2.3 Endurance exercise training protocol

After a 4-week period of diabetes induction, both control and diabetic rats were further subdivided to four different treatment groups:

  1. Normal diet sedentary (NS)
  2. Diabetic sedentary (DS)
  3. Normal diet with endurance training (NT)
  4. Diabetic with endurance training (DT)
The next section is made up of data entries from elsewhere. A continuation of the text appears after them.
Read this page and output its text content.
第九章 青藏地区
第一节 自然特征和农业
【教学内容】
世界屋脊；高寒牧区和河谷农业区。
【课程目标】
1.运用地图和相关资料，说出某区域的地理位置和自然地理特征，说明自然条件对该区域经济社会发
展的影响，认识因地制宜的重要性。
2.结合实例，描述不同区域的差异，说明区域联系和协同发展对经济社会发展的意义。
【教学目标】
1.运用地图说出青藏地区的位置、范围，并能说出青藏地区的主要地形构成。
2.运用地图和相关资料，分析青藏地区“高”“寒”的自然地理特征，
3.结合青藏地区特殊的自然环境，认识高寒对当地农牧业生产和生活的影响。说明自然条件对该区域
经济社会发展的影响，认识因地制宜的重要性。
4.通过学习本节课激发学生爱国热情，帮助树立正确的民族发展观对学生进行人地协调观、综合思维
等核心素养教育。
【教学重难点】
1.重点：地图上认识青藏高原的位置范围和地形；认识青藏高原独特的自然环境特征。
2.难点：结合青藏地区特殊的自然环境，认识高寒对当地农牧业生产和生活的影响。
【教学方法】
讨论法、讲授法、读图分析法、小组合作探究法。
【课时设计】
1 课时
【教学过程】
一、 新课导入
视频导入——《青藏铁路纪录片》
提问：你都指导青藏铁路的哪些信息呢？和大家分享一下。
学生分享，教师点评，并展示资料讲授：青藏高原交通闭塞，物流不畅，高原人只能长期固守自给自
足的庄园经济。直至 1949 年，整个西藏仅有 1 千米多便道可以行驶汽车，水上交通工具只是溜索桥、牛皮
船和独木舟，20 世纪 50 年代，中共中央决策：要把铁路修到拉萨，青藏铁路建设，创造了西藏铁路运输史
Firstly, rats assigned to the endurance training groups were allowed to get used to a treadmill by 5-10 minute running at a speed of 15 m/min once a day for 4 days. Thereafter, they ran five times per weeks, 60 min/day at a speed of 25 m/min for a period of 8 weeks. The slope of the treadmill was maintained at 12% throughout the endurance training.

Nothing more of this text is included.